E.F AI Product Design Thinking
AI product design starts with the user problem, not the model capability. A feature is worth building only when value, cost, risk, and user experience can be explained.
See the Decision Loop First


The first product habit is to make trade-offs explicit before implementation starts.
Run a Tiny Prioritization Score
ideas = [
{"name": "AI Tutor", "value": 9, "cost": 6, "risk": 4, "ux": 8},
{"name": "AI Customer Service", "value": 8, "cost": 5, "risk": 5, "ux": 7},
{"name": "AI Code Review", "value": 7, "cost": 4, "risk": 6, "ux": 6},
{"name": "AI Medical Diagnosis", "value": 9, "cost": 8, "risk": 9, "ux": 5},
]
def score(item):
return round(
item["value"] * 0.45
+ (10 - item["cost"]) * 0.2
+ (10 - item["risk"]) * 0.2
+ item["ux"] * 0.15,
2,
)
def decision(item):
if item["risk"] >= 8:
return "do_not_launch"
return "pilot" if item["score"] >= 6 else "wait"

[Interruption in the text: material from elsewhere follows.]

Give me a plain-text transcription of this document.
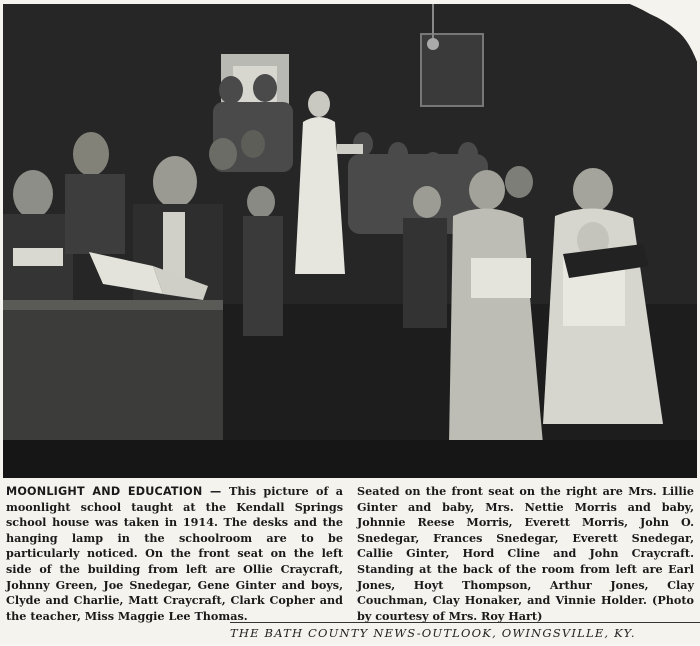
MOONLIGHT AND EDUCATION — This picture of a moonlight school taught at the Kendall Springs school house was taken in 1914. The desks and the hanging lamp in the schoolroom are to be particularly noticed. On the front seat on the left side of the building from left are Ollie Craycraft, Johnny Green, Joe Snedegar, Gene Ginter and boys, Clyde and Charlie, Matt Craycraft, Clark Copher and the teacher, Miss Maggie Lee Thomas.
Seated on the front seat on the right are Mrs. Lillie Ginter and baby, Mrs. Nettie Morris and baby, Johnnie Reese Morris, Everett Morris, John O. Snedegar, Frances Snedegar, Everett Snedegar, Callie Ginter, Hord Cline and John Craycraft. Standing at the back of the room from left are Earl Jones, Hoyt Thompson, Arthur Jones, Clay Couchman, Clay Honaker, and Vinnie Holder. (Photo by courtesy of Mrs. Roy Hart)
THE BATH COUNTY NEWS-OUTLOOK, OWINGSVILLE, KY.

ranked = sorted(({**item, "score": score(item)} for item in ideas), key=lambda item: item["score"], reverse=True)
for item in ranked:
print(item["name"], "score=", item["score"], "decision=", decision(item))
Expected output:
AI Tutor score= 7.25 decision= pilot
AI Customer Service score= 6.65 decision= pilot
AI Code Review score= 6.05 decision= pilot
AI Medical Diagnosis score= 5.4 decision= do_not_launch
The numbers are not final truth. They force you to say what you are optimizing for and where launch should be blocked.
Product Checklist
| Question | Good Answer |
|---|---|
| Who is stuck? | A specific user group and task |
| What improves? | Completion rate, time saved, quality, or cost |
| What can go wrong? | Risk boundary and human fallback |
| What proves progress? | A metric or user test result |
Pass Check
You pass this elective when you can score one AI feature idea, explain the trade-off, define a success metric, and name one condition where the feature should not launch.